Bar e ristoranti: "Zona gialla o col delivery non si sopravvive

Il grido d'allarme di una categoria in crisi da quasi un anno

Non si sopravvive di solo asporto o delivery". Lo dichiara Confcommercio Lombardia auspicando che si arrivi presto alla zona gialla per fare ripartire ristoranti e bar con le aperture per i clienti. Questo da una parte. Dall'altra, "prioritario resta il risarcimento rapido delle imprese per i danni subiti dall’errata valutazione della zona rossa".

La zona gialla potrebbe essere realtà, stando alle ultime indicazioni sull'indice Rt. "Ciò consentirebbe, nel pieno rispetto delle norme di sicurezza, ad oltre 45 mila imprese della ristorazione di riprendere la propria attività, seppure ancora con la difficoltà dell’orario ridotto", spiega Confcommercio. "Si tratta di un passaggio fondamentale perché impedire le attività di somministrazione a bar e ristoranti rappresenta un costo che le imprese non possono più sostenere". 

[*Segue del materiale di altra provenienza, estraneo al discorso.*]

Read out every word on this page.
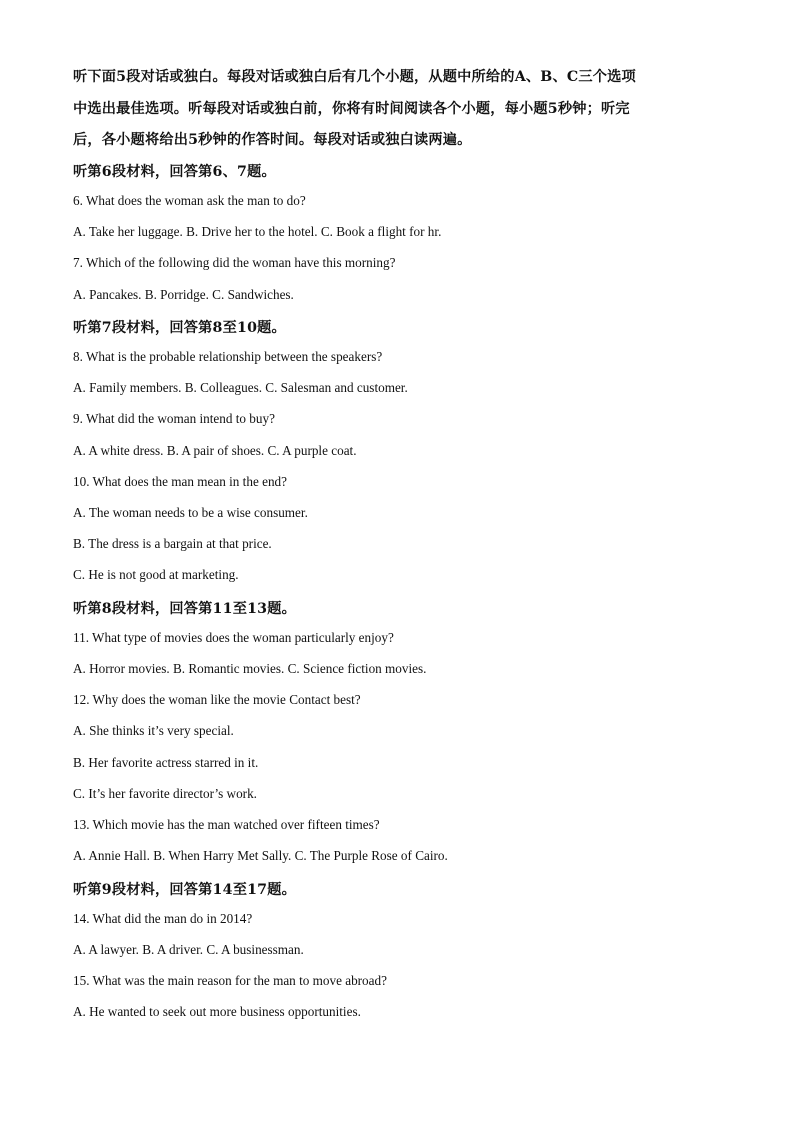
听下面5段对话或独白。每段对话或独白后有几个小题，从题中所给的A、B、C三个选项
中选出最佳选项。听每段对话或独白前，你将有时间阅读各个小题，每小题5秒钟；听完
后，各小题将给出5秒钟的作答时间。每段对话或独白读两遍。
听第6段材料，回答第6、7题。
6. What does the woman ask the man to do?
A. Take her luggage. B. Drive her to the hotel. C. Book a flight for hr.
7. Which of the following did the woman have this morning?
A. Pancakes. B. Porridge. C. Sandwiches.
听第7段材料，回答第8至10题。
8. What is the probable relationship between the speakers?
A. Family members. B. Colleagues. C. Salesman and customer.
9. What did the woman intend to buy?
A. A white dress. B. A pair of shoes. C. A purple coat.
10. What does the man mean in the end?
A. The woman needs to be a wise consumer.
B. The dress is a bargain at that price.
C. He is not good at marketing.
听第8段材料，回答第11至13题。
11. What type of movies does the woman particularly enjoy?
A. Horror movies. B. Romantic movies. C. Science fiction movies.
12. Why does the woman like the movie Contact best?
A. She thinks it’s very special.
B. Her favorite actress starred in it.
C. It’s her favorite director’s work.
13. Which movie has the man watched over fifteen times?
A. Annie Hall. B. When Harry Met Sally. C. The Purple Rose of Cairo.
听第9段材料，回答第14至17题。
14. What did the man do in 2014?
A. A lawyer. B. A driver. C. A businessman.
15. What was the main reason for the man to move abroad?
A. He wanted to seek out more business opportunities.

Le imprese "non si accendono e spengono con un interruttore"

Ma Confcommercio Lombardia si toglie anche un "sassolino" dalla scarpa. E fa notare che "le imprese non si accendono e si spengono con un interruttore". Cambiare repentinamente da zona gialla ad arancione, o viceversa, rappresenta per bar e ristoranti uno "stop and go" che produce effetti negativi. E poi ci sono imprese che, invece, soffrono a prescindere dalle zone colorate. Come gli alberghi. "Non hanno mai ricevuto ristori sufficienti", dichiara Confcommercio.